Let
- $(\Omega,\mathcal A)$ be a measurable space
- $I\subseteq\mathbb R$
- $(\mathcal F_t)_{t\in I}$ be a filtration of $\mathcal A$
- $\tau$ be an $\mathcal F$-stopping time, i.e. $\tau:\Omega\to I\cup\sup I$ is $\mathcal A$-$\mathcal B(I\cup\sup I)$-measurable ($\mathcal B(E)$ denotes the Borel $\sigma$-algebra on $E\subseteq[-\infty,\infty])$ and $$\left\{\tau\le t\right\}\in\mathcal F_t\;\;\;\text{for all }t\in I\tag1$$
- $t\in I$
How can we show that $\tau\wedge t$ is $\mathcal F_t$-measurable?
Let $\iota$ denote the inclusion of $I\cup\sup I$ into $\overline{\mathbb R}$. Note that $$\mathcal B(A)=\left.\mathcal B(\overline{\mathbb R})\right|_A=\left\{A\cap B:B\in\mathcal B(\overline{\mathbb R})\right\}\;\;\;\text{for all }A\subseteq\overline{\mathbb R}\tag2$$ and hence $\tau$ is $\mathcal A$-$\mathcal B(I\cup\sup I)$-measurable iff $\iota\tau$ is $\mathcal A$-$\mathcal B(\overline{\mathbb R})$-measurable.

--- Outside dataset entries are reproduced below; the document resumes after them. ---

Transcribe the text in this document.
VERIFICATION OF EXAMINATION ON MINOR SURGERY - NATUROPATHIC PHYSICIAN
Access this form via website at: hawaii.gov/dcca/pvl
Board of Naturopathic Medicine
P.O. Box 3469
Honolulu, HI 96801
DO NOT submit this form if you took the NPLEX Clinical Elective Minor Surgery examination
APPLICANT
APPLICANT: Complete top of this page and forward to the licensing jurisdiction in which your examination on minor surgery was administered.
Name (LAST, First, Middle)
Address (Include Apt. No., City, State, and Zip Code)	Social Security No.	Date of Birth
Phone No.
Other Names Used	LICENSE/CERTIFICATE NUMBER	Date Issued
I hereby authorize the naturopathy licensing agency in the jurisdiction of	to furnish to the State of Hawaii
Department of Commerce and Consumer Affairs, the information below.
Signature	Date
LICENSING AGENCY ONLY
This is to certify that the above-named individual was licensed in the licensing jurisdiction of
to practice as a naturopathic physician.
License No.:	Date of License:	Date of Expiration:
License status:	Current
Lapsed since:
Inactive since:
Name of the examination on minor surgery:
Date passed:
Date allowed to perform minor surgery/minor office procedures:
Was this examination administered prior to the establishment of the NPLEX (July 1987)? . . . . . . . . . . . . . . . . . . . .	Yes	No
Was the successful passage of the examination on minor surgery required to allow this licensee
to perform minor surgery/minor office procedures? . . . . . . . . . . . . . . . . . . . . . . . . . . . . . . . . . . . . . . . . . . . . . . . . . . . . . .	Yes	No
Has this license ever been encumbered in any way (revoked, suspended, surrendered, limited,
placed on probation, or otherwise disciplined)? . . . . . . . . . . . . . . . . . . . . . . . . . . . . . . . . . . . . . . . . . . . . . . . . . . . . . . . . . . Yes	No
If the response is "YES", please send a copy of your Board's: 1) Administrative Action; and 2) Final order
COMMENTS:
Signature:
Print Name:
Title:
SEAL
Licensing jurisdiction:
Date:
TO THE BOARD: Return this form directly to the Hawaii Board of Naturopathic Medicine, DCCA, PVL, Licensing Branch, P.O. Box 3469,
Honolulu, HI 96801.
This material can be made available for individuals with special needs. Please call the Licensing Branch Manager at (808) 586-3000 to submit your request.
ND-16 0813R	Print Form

Let $t\in I$. By the former argument, $\tau\wedge t$ is $\mathcal F_t$-measurable iff $$\left\{\tau\wedge t\le b\right\}\in\mathcal F_t\tag3\;\;\;\text{for all }b\in\mathbb R\;.$$ If $b\ge t$, then $$\left\{\tau\wedge t\le b\right\}=\left\{\tau\le b\right\}\cup\underbrace{\left\{t\le b\right\}}_{=\:\Omega}=\Omega\in\mathcal F_t\;.\tag4$$ If $b\in(-\infty,t)$, then $\left\{t\le b\right\}=\emptyset$. In that case, if $(-\infty,b]\cap I=\emptyset$, then $$\left\{\tau\wedge t\le b\right\}=\left\{\tau\le b\right\}=\emptyset\in\mathcal F_t\tag5\;.$$
Now, we arrived at the crucial part: If $(-\infty,b]\cap I$ is closed and nonempty, then $$s:=\max\left((-\infty,b]\cap I\right)<t$$ is well-defined and hence $$\left\{\tau\wedge t\le b\right\}=\left\{\tau\le b\right\}=\left\{\tau\le s\right\}\in\mathcal F_s\subseteq\mathcal F_t\tag6\;.$$ But what can we do otherwise?
Edit answer to clarify your comment:
Continuing from where you stopped:
if $b\geq \sup I$ then $(\tau \leq b)=\Omega\in \mathcal{F}_t$. If $b<\sup I$, define $s=\sup I\cap(-\infty,b]$. If $s\in I$ we are done. Otherwise, put $s_n \uparrow s,s_n\in I $.
It holds that $$(\tau\leq b) = \bigcup_{n}(\tau\leq s_n)$$
The reason for the equality is that $\tau$ takes value in $I$ and therefore cant hit the interval $[s,b]$.
The union consists of $\mathcal{F}_{s_n}\subset\mathcal{F}_{t}$ sets.